Arnold Andrews, Senior Vice President and Chief Operating Officer for the WestCare Foundation's Eastern/Offshore Division, based in St. Petersburg, was among the victims of the Sunday, August 27th crash of Comair flight 5191 in Lexington, Kentucky. He had been in Kentucky attending a WestCare board meeting.

At WestCare, Arnold oversaw the Foundation's substance abuse and mental health treatment programs and facilities in Florida, Georgia, Kentucky, Puerto Rico and the U.S. Virgin Islands.

Prior to joining WestCare, Arnold served as Executive Director of Catholic Charities, a non-profit organization that provides a broad range of health care, social services and affordable housing for low-income persons in the Tampa Bay area. He served as Catholic Charities' Executive Director Emeritus.

Before that, Arnold served for 23 years as executive Vice President of Operation PAR, Inc., a substance abuse research and treatment organization based in Pinellas County, guiding the initial set-up and long-term development of what has become one of the largest and most acclaimed substance abuse agencies in the United States.

WestCare Foundation President/CEO Richard E. Steinberg wrote:

"This terrible tragedy took one of the best people ever to serve WestCare. He was one of the finest, most honorable human beings I have had the pleasure of knowing and working with. We have lost the best of the best."

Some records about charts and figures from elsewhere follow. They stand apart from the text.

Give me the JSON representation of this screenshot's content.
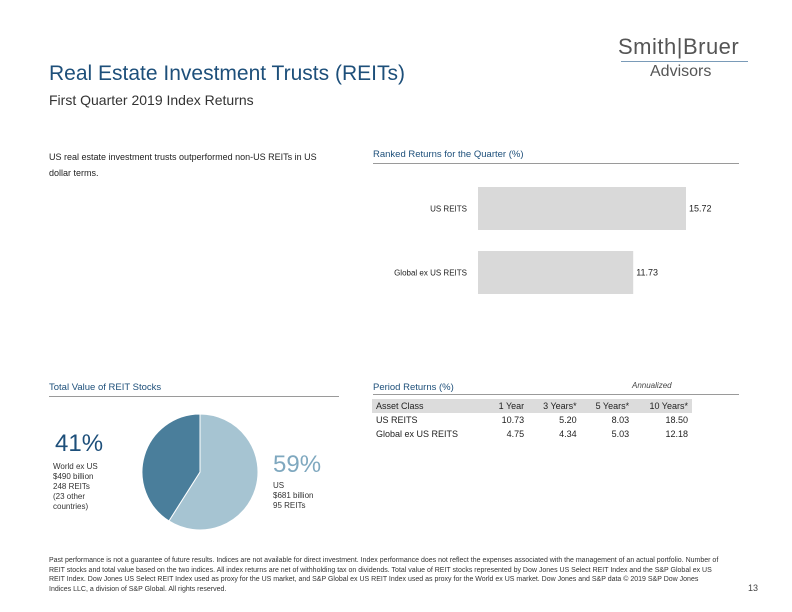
{
  "header": {
    "title": "Real Estate Investment Trusts (REITs)",
    "subtitle": "First Quarter 2019 Index Returns"
  },
  "logo": {
    "line1": "Smith|Bruer",
    "line2": "Advisors"
  },
  "intro_text": "US real estate investment trusts outperformed non-US REITs in US dollar terms.",
  "ranked": {
    "label": "Ranked Returns for the Quarter (%)"
  },
  "stocks": {
    "label": "Total Value of REIT Stocks"
  },
  "period": {
    "label": "Period Returns (%)",
    "annualized_note": "Annualized",
    "columns": [
      "Asset Class",
      "1 Year",
      "3 Years*",
      "5 Years*",
      "10 Years*"
    ],
    "rows": [
      [
        "US REITS",
        "10.73",
        "5.20",
        "8.03",
        "18.50"
      ],
      [
        "Global ex US REITS",
        "4.75",
        "4.34",
        "5.03",
        "12.18"
      ]
    ]
  },
  "pie_text": {
    "left_pct": "41%",
    "left_desc": "World ex US\n$490 billion\n248 REITs\n(23 other\ncountries)",
    "right_pct": "59%",
    "right_desc": "US\n$681 billion\n95 REITs"
  },
  "footer_text": "Past performance is not a guarantee of future results. Indices are not available for direct investment. Index performance does not reflect the expenses associated with the management of an actual portfolio. Number of REIT stocks and total value based on the two indices. All index returns are net of withholding tax on dividends. Total value of REIT stocks represented by Dow Jones US Select REIT Index and the S&P Global ex US REIT Index. Dow Jones US Select REIT Index used as proxy for the US market, and S&P Global ex US REIT Index used as proxy for the World ex US market. Dow Jones and S&P data © 2019 S&P Dow Jones Indices LLC, a division of S&P Global. All rights reserved.",
  "page_number": "13",
  "colors": {
    "title_blue": "#1d4f7a",
    "bar_gray": "#d9d9d9",
    "pie_us": "#a6c4d2",
    "pie_world": "#4a7e9b"
  },
  "chart_data": [
    {
      "type": "bar",
      "orientation": "horizontal",
      "title": "Ranked Returns for the Quarter (%)",
      "categories": [
        "US REITS",
        "Global ex US REITS"
      ],
      "values": [
        15.72,
        11.73
      ],
      "value_labels": [
        "15.72",
        "11.73"
      ],
      "xlim": [
        0,
        15.72
      ]
    },
    {
      "type": "pie",
      "title": "Total Value of REIT Stocks",
      "labels": [
        "US",
        "World ex US"
      ],
      "values": [
        59,
        41
      ],
      "units": "%"
    }
  ]
}
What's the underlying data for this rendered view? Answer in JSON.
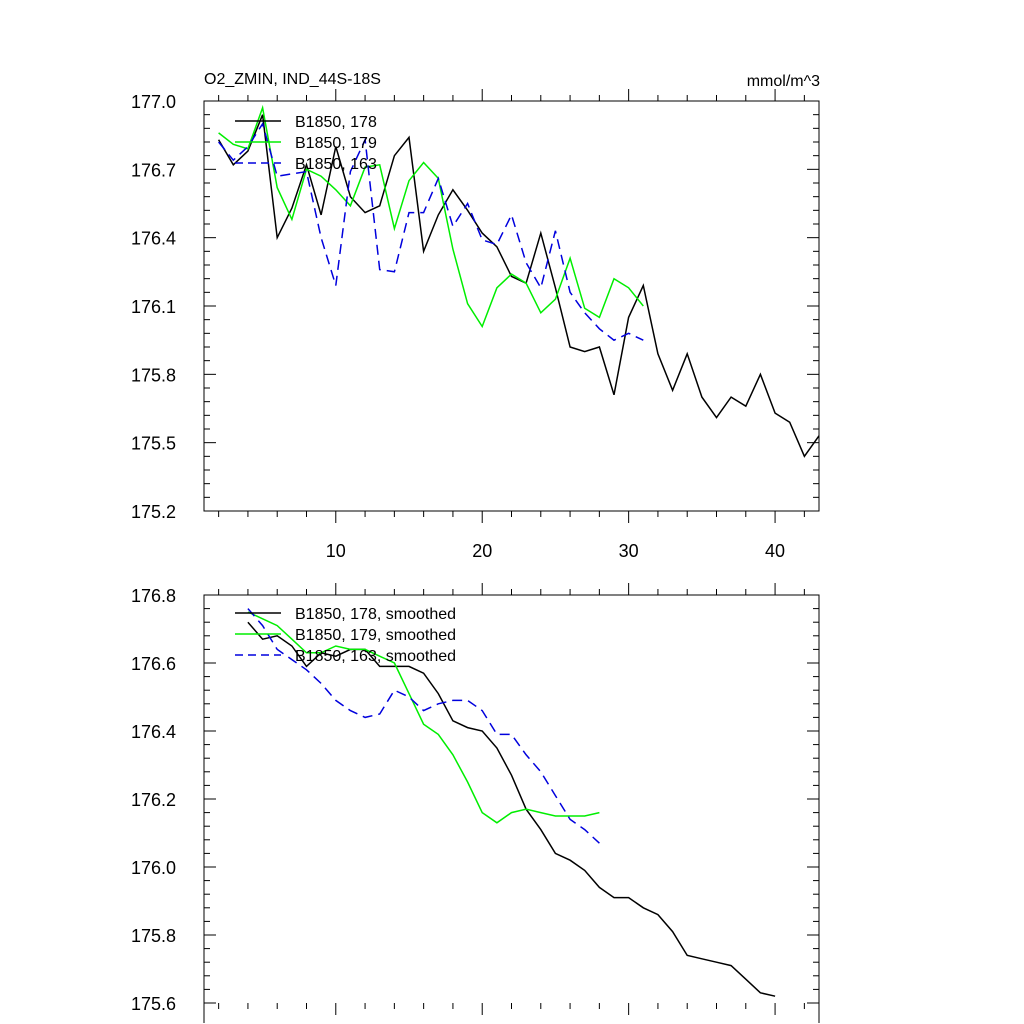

Arnold was the past Vice-Chairman of the Board of Trustees of Catholic Charities USA. He was a member of the Catholic Health Association's New Covenant Phase IV national task force; St. Anthony's Health Care Systems' Board of Trustees; the Florida Catholic Conference Social Development Commission and Farmworker Justice Committee; and the Tampa Bay Academy Charter School. He was also a board member of the Allegany Franciscan Foundation Fellows Program and was a founding board member of the Hispanic Services Council of Hillsborough County.

He was honored in Tampa as 2005's "Hispanic Man of the Year" for his public service by the Tampa Hispanic Heritage, Inc. Arnold was a life-long resident of Tampa. He was a graduate of the University of Tampa, and attended the University of West Florida Graduate School of Psychology.